Analysis of length effect on thermodynamic characteristics in a Z-shaped evaporating flameholder

In this paper, the length effects on thermodynamic characteristics of a Z-shaped evaporating flameholder are studied to optimize the ignition and flame-holding performance. The characteristics of ignition kernel, flamelet propagation, and flame stability under the operating conditions of turbine-based combined cycle combustors are experimentally investigated. The numerical flow fields are performed to explain the experimental results. Furthermore, the droplet distribution and flame equivalence ratio are acquired using image-processing to interpret the length effects.
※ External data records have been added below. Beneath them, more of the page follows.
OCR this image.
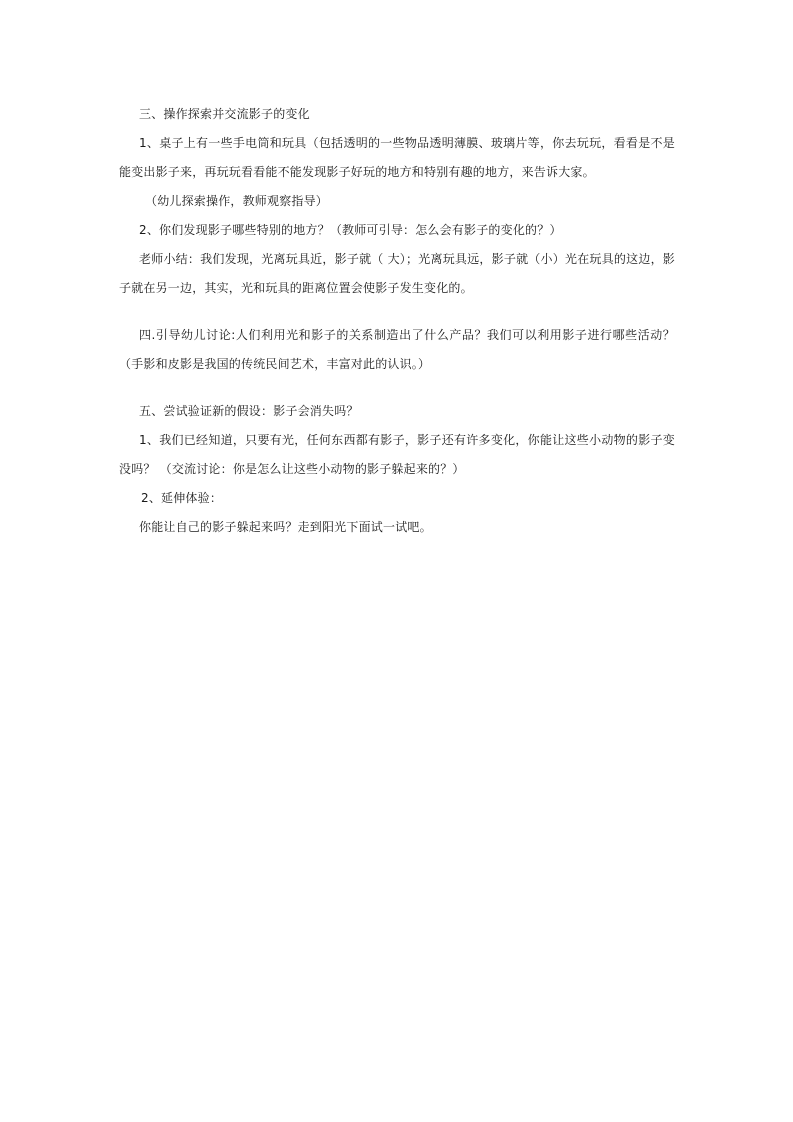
三、操作探索并交流影子的变化

1、桌子上有一些手电筒和玩具（包括透明的一些物品透明薄膜、玻璃片等，你去玩玩，看看是不是能变出影子来，再玩玩看看能不能发现影子好玩的地方和特别有趣的地方，来告诉大家。

（幼儿探索操作，教师观察指导）

2、你们发现影子哪些特别的地方？（教师可引导：怎么会有影子的变化的？）

老师小结：我们发现，光离玩具近，影子就（ 大）；光离玩具远，影子就（小）光在玩具的这边，影子就在另一边，其实，光和玩具的距离位置会使影子发生变化的。

四.引导幼儿讨论:人们利用光和影子的关系制造出了什么产品？我们可以利用影子进行哪些活动？（手影和皮影是我国的传统民间艺术，丰富对此的认识。）

五、尝试验证新的假设：影子会消失吗？

1、我们已经知道，只要有光，任何东西都有影子，影子还有许多变化，你能让这些小动物的影子变没吗？ （交流讨论：你是怎么让这些小动物的影子躲起来的？）

2、延伸体验：

你能让自己的影子躲起来吗？走到阳光下面试一试吧。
The results indicate that optimizing the structure can achieve a better matching of flow pattern and fuel mist, and a more uniform spatial distribution of flame equivalence ratio, attributed to the improved fuel-air mixing. The optimization of the L/H ratio can reduce the ignition delay time and increase the premixed degree during the ignition process, thereby owning the superior ignition and blowout performance within the wide-range operation. Changing the L/H ratio alters the double-reaction-zone morphology, and the contribution of the second reaction zone to sustain flame rises with the reduced L/H ratio. The optimal structure can consequently decrease the lean ignition and blowout equivalence ratio by 29.3% and 39.0%, respectively. The results provide a theoretical basis for the optimization of pilot-ignition structure employed in afterburner/ramjet combustors.